Bärbel Bas hat recht. Die Aussage von Bundeskanzler Friedrich Merz (CDU), man könne sich diesen Sozialstaat nicht mehr leisten, ist Unsinn. Ob die SPD-Vorsitzende und Bundesarbeitsministerin für diese inhaltliche Feststellung unbedingt auf tierische Exkremente verweisen musste, sei dahingestellt. Denn auch ohne jeden Kuhdung-Vergleich gibt es keinen ausufernden, wachsenden Sozialstaat, der die Möglichkeiten des Gemeinwesens übersteigt.
In Wirklichkeit liegt die Sozialleistungsquote und damit der Anteil der Sozialausgaben am Bruttoinlandsprodukt (BIP) in Deutschland seit mehr als zwei Jahrzehnten auf dem gleichen Niveau von plus/minus 30 Prozent. Schon seit 30 Jahren sind Werte über 27 Prozent der Normalfall, was übrigens auch im Vergleich zu anderen Industriestaaten kein sonderlich hoher Anteil ist. Deutschland steht damit sogar eher im unteren Mittelfeld.
Deswegen ist natürlich längst nicht alles in Butter. Reformen in den sozialen Sicherungssystemen sind notwendig. Allerdings nicht so, wie sich Friedrich Merz das vorstellt.

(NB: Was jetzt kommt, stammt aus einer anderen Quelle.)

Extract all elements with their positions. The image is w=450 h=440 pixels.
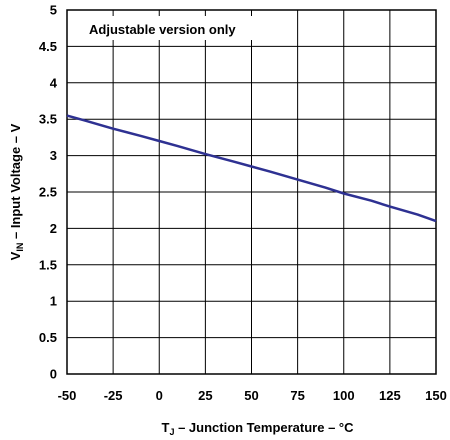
series-line [66, 114, 437, 223]
x-axis-title-sub: J [169, 427, 174, 437]
y-tick-label: 3 [50, 148, 57, 163]
x-tick-label: 75 [290, 388, 304, 403]
plot-frame [66, 9, 437, 375]
x-axis-title-main: T [161, 420, 169, 435]
x-axis-title-rest: – Junction Temperature – °C [174, 420, 354, 435]
y-tick-label: 4.5 [39, 39, 57, 54]
y-axis-title-rest: – Input Voltage – V [8, 123, 23, 242]
y-tick-label: 0.5 [39, 330, 57, 345]
y-tick-label: 2 [50, 221, 57, 236]
x-axis-title: TJ – Junction Temperature – °C [161, 420, 354, 437]
y-axis-title-main: V [8, 251, 23, 260]
x-tick-label: 100 [333, 388, 355, 403]
y-tick-labels: 0 0.5 1 1.5 2 2.5 3 3.5 4 4.5 5 [39, 3, 58, 382]
annotation-box [83, 16, 269, 40]
x-tick-label: 125 [379, 388, 401, 403]
x-tick-label: -50 [58, 388, 77, 403]
y-tick-label: 3.5 [39, 112, 57, 127]
x-tick-labels: -50 -25 0 25 50 75 100 125 150 [58, 388, 447, 403]
x-tick-label: 150 [425, 388, 447, 403]
y-tick-label: 4 [50, 75, 58, 90]
annotation-text: Adjustable version only [89, 22, 236, 37]
grid [66, 9, 437, 375]
x-tick-label: 0 [156, 388, 163, 403]
y-axis-title: VIN – Input Voltage – V [8, 123, 25, 260]
x-tick-label: -25 [104, 388, 123, 403]
x-tick-label: 50 [244, 388, 258, 403]
y-tick-label: 0 [50, 367, 57, 382]
series [66, 114, 437, 223]
y-tick-label: 5 [50, 3, 57, 18]
x-tick-label: 25 [198, 388, 212, 403]
y-tick-label: 1.5 [39, 257, 57, 272]
y-tick-label: 2.5 [39, 185, 57, 200]
y-axis-title-sub: IN [15, 243, 25, 252]
y-tick-label: 1 [50, 294, 57, 309]
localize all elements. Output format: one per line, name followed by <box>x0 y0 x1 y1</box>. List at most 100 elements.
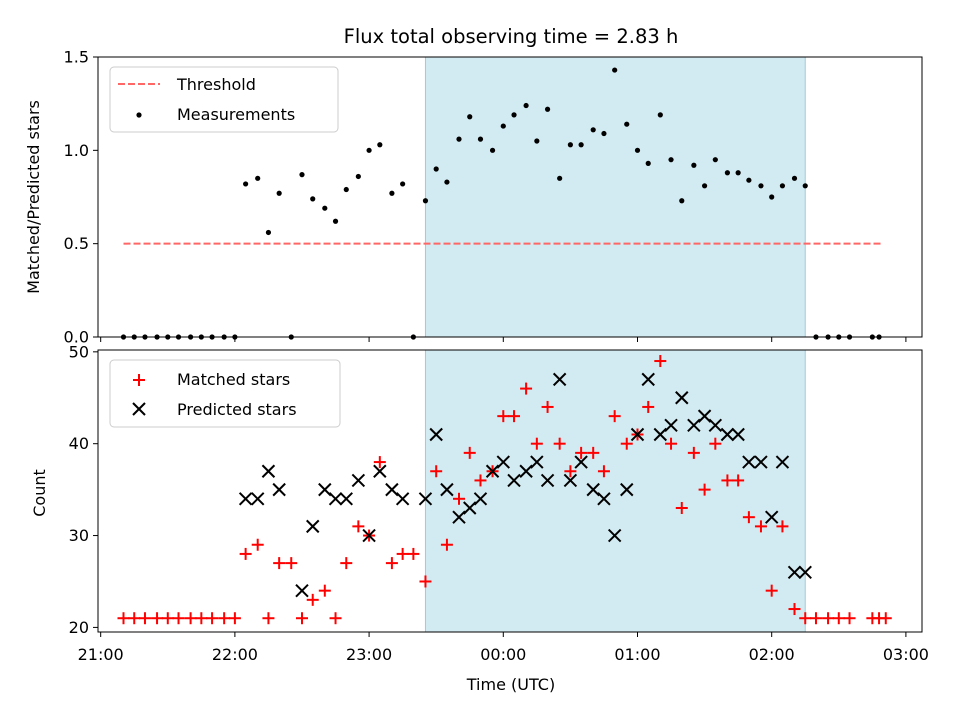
predicted-star-point <box>798 565 812 580</box>
measurement-point <box>332 218 339 224</box>
predicted-star-point <box>250 492 265 506</box>
predicted-legend-swatch <box>132 402 146 416</box>
top-y-tick-label: 1.5 <box>64 48 89 67</box>
matched-star-point <box>709 437 722 450</box>
x-tick-label: 21:00 <box>78 645 124 664</box>
top-shaded-span <box>424 56 806 338</box>
top-y-tick-label: 0.0 <box>64 328 89 347</box>
measurement-point <box>578 142 584 148</box>
predicted-star-point <box>742 455 756 469</box>
matched-star-point <box>832 612 845 625</box>
bottom-panel: 20 30 40 50 21:00 22:00 23:00 00:00 01:00 02:00 0… <box>30 342 929 694</box>
matched-star-point <box>352 520 365 533</box>
top-x-ticks <box>100 337 907 342</box>
bottom-y-axis-label: Count <box>30 469 49 517</box>
predicted-star-point <box>373 464 387 478</box>
predicted-star-point <box>418 492 433 506</box>
measurement-point <box>422 198 429 204</box>
matched-star-point <box>228 612 241 625</box>
predicted-star-point <box>620 482 634 497</box>
measurement-point <box>612 67 618 73</box>
matched-star-point <box>732 474 745 487</box>
measurement-point <box>444 179 450 185</box>
matched-star-point <box>822 612 835 625</box>
predicted-star-point <box>586 482 600 497</box>
predicted-star-point <box>496 455 510 469</box>
measurement-point <box>534 138 540 144</box>
measurement-point <box>544 106 551 112</box>
matched-star-point <box>373 456 386 469</box>
top-y-axis-label: Matched/Predicted stars <box>24 100 43 294</box>
matched-star-point <box>440 538 453 551</box>
top-legend: Threshold Measurements <box>109 66 339 133</box>
top-legend-box <box>109 66 339 133</box>
predicted-star-point <box>775 455 790 469</box>
predicted-star-point <box>664 418 678 433</box>
measurement-point <box>500 123 506 129</box>
measurement-point <box>433 166 439 172</box>
matched-star-point <box>151 612 164 625</box>
top-marks <box>120 67 884 340</box>
matched-star-point <box>879 612 892 625</box>
measurement-point <box>389 190 395 196</box>
matched-star-point <box>172 612 185 625</box>
matched-star-point <box>587 446 600 459</box>
measurement-point <box>265 229 272 236</box>
bot-y-tick-label: 50 <box>69 342 89 361</box>
matched-star-point <box>474 474 487 487</box>
predicted-star-point <box>720 427 735 442</box>
bot-y-tick-label: 30 <box>69 526 89 545</box>
matched-star-point <box>306 593 319 606</box>
measurement-point <box>557 175 563 181</box>
predicted-star-point <box>261 464 276 478</box>
top-panel: 0.0 0.5 1.0 1.5 Flux total observing time =… <box>24 25 923 347</box>
measurement-point <box>243 181 249 187</box>
bot-y-tick-label: 40 <box>69 434 89 453</box>
matched-star-point <box>597 465 610 478</box>
matched-star-point <box>285 557 298 570</box>
bottom-legend: Matched stars Predicted stars <box>109 359 341 428</box>
predicted-star-point <box>238 492 253 506</box>
bottom-y-ticks: 20 30 40 50 <box>69 342 98 637</box>
predicted-star-point <box>295 583 309 598</box>
matched-star-point <box>721 474 734 487</box>
matched-star-point <box>843 612 856 625</box>
measurement-point <box>624 121 630 127</box>
measurement-point <box>791 175 798 181</box>
predicted-star-point <box>540 473 555 488</box>
matched-legend-swatch <box>133 374 145 386</box>
measurement-point <box>601 130 607 137</box>
measurement-point <box>400 181 406 187</box>
matched-star-point <box>754 520 767 533</box>
measurement-point <box>310 196 316 202</box>
matched-star-point <box>138 612 151 625</box>
measurement-point <box>523 102 529 109</box>
matched-star-point <box>698 483 711 496</box>
predicted-star-point <box>328 492 343 506</box>
matched-star-point <box>340 557 353 570</box>
measurement-point <box>511 112 517 118</box>
measurement-point <box>724 170 731 176</box>
predicted-star-point <box>764 510 779 524</box>
predicted-star-point <box>485 464 500 478</box>
predicted-star-point <box>339 492 353 506</box>
matched-star-point <box>687 446 700 459</box>
matched-star-point <box>463 446 476 459</box>
bot-y-tick-label: 20 <box>69 618 89 637</box>
measurement-point <box>276 190 282 196</box>
matched-star-point <box>385 557 398 570</box>
matched-star-point <box>765 584 778 597</box>
measurement-point <box>645 160 651 166</box>
predicted-star-point <box>563 473 578 488</box>
matched-star-point <box>541 400 554 413</box>
predicted-star-point <box>519 464 533 478</box>
top-y-tick-label: 1.0 <box>64 141 89 160</box>
matched-star-point <box>184 612 197 625</box>
measurements-legend-label: Measurements <box>177 105 295 124</box>
predicted-star-point <box>385 482 399 497</box>
predicted-star-point <box>687 418 701 433</box>
matched-star-point <box>564 465 577 478</box>
predicted-star-point <box>708 418 723 433</box>
predicted-star-point <box>452 510 466 524</box>
matched-star-point <box>251 538 264 551</box>
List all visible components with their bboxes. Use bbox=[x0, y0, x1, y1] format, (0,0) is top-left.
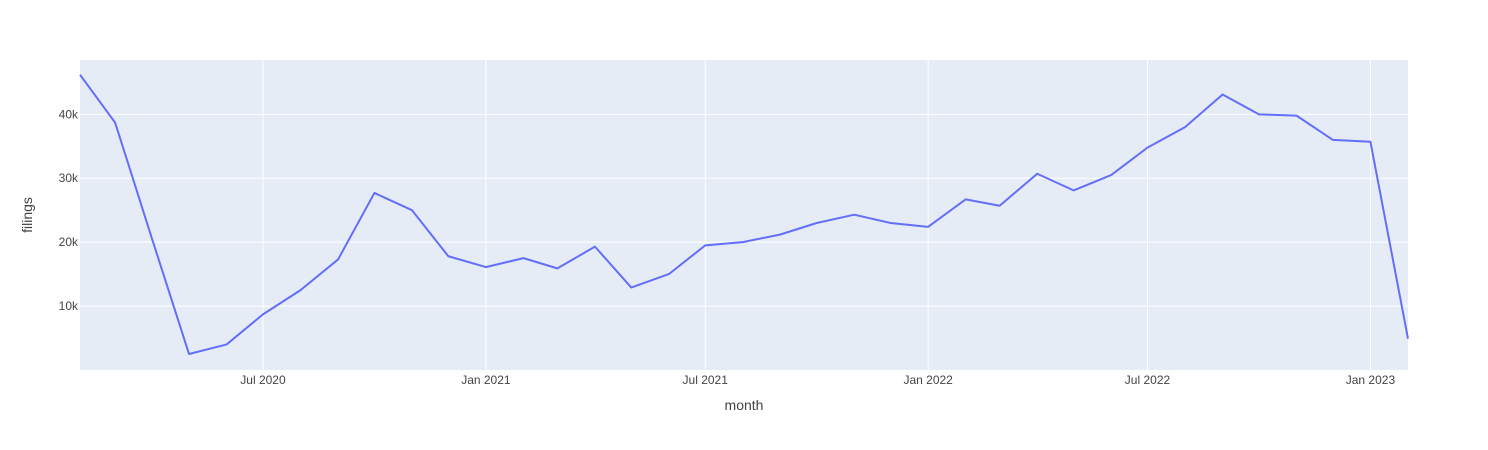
x-tick-label: Jul 2020 bbox=[240, 373, 286, 387]
plot-area bbox=[80, 60, 1408, 370]
y-gridlines bbox=[80, 113, 1408, 307]
x-tick-label: Jan 2021 bbox=[461, 373, 511, 387]
x-tick-labels: Jul 2020 Jan 2021 Jul 2021 Jan 2022 Jul 2022… bbox=[240, 373, 1395, 387]
y-tick-label: 20k bbox=[59, 235, 79, 249]
y-tick-label: 10k bbox=[59, 299, 79, 313]
x-tick-label: Jul 2021 bbox=[683, 373, 729, 387]
x-tick-label: Jan 2023 bbox=[1346, 373, 1396, 387]
y-tick-label: 40k bbox=[59, 107, 79, 121]
x-tick-label: Jan 2022 bbox=[903, 373, 953, 387]
series-line-filings bbox=[79, 74, 1409, 356]
x-tick-label: Jul 2022 bbox=[1125, 373, 1171, 387]
x-gridlines bbox=[262, 60, 1371, 370]
y-tick-label: 30k bbox=[59, 171, 79, 185]
x-axis-title: month bbox=[725, 397, 764, 413]
y-axis-title: filings bbox=[19, 197, 35, 233]
y-tick-labels: 10k 20k 30k 40k bbox=[59, 107, 79, 313]
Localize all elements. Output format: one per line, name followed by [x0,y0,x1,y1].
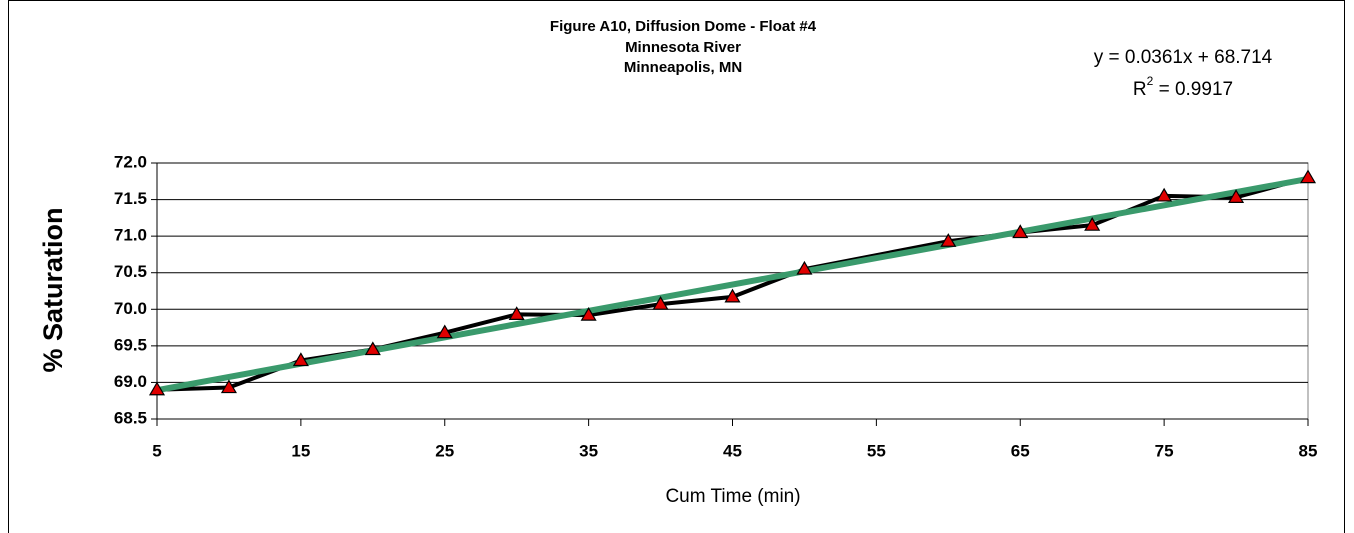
trendline [156,175,1309,394]
x-tick-label: 85 [1299,441,1318,460]
marker [1012,224,1029,239]
r-exponent: 2 [1147,74,1154,88]
marker [724,288,741,303]
chart-subtitle: Minneapolis, MN [624,59,742,76]
y-tick-label: 70.0 [114,299,147,318]
x-tick-label: 25 [435,441,454,460]
marker [436,324,453,339]
x-tick-label: 65 [1011,441,1030,460]
marker [220,379,237,394]
marker [940,233,957,247]
trend-equation: y = 0.0361x + 68.714 [1094,47,1273,68]
x-tick-label: 35 [579,441,598,460]
x-tick-label: 15 [291,441,310,460]
r-symbol: R [1133,79,1147,100]
marker [796,260,813,275]
x-tick-label: 75 [1155,441,1174,460]
y-axis-label: % Saturation [38,207,68,372]
y-tick-label: 70.5 [114,262,147,281]
marker [580,306,597,321]
marker [508,306,525,321]
marker [652,295,669,310]
marker [1156,187,1173,202]
y-tick-label: 68.5 [114,408,147,427]
marker [1084,216,1101,231]
y-tick-label: 69.5 [114,335,147,354]
marker [148,381,166,396]
y-tick-label: 71.0 [114,226,147,245]
marker [364,341,381,356]
r-text: = 0.9917 [1153,79,1233,100]
x-tick-label: 45 [723,441,742,460]
y-tick-label: 71.5 [114,189,147,208]
chart-title: Figure A10, Diffusion Dome - Float #4 [550,18,817,35]
marker [292,352,309,367]
marker [1228,189,1245,203]
marker [1299,169,1317,184]
x-axis-label: Cum Time (min) [665,486,800,507]
chart-subtitle: Minnesota River [625,39,741,56]
x-tick-label: 5 [152,441,161,460]
y-tick-label: 72.0 [114,152,147,171]
trend-r-squared: R2 = 0.9917 [1133,74,1233,100]
x-tick-label: 55 [867,441,886,460]
y-tick-label: 69.0 [114,372,147,391]
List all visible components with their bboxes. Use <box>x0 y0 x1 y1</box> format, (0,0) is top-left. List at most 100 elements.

Denn zur Realität gehört auch, dass es zahlreiche Disfunktionalitäten im Sozialstaat gibt, die zwar viel Geld kosten, von denen die, nun ja, Kunden des Sozialstaates aber wenig haben.
Der Teufel steckt zumeist im Detail: Beim Wohngeld wird einem Antragsteller zum Beispiel ein relativ hohes Schonvermögen von 60.000 Euro eingeräumt, das für die laufenden Wohnkosten nicht verbraucht werden muss. Sparkonten mit weniger Einlage müssen daher bei Antragstellung gar nicht angegeben werden. Wer allerdings vergisst, die Zinsen dieser Konten als Einnahme anzugeben, sobald es mehr als 100 Euro sind, muss mit einem aufwendigen Kontrollverfahren rechnen: Sämtliche Bankunterlagen sind offen zu legen, Kontoauszüge der jüngsten drei Monate einzureichen.
Die Behörde ist anschließend damit beschäftigt, in der Mehrzahl der Fälle festzustellen, dass sich Zinseinnahmen von umgerechnet zehn oder 20 Euro im Monat kaum aufs Wohngeld auswirken. Die Kosten für die Kontrollen dürften die eingesparten Ausgaben um ein Vielfaches übersteigen, denn die wenigsten Antragsteller beziehen relevant höhere Zinseinnahmen. Die Ursache des Effekts ist das per Gesetz verfügte Missverhältnis von relativ hohem Schonvermögen und geringer Freigrenze bei den Zinsen.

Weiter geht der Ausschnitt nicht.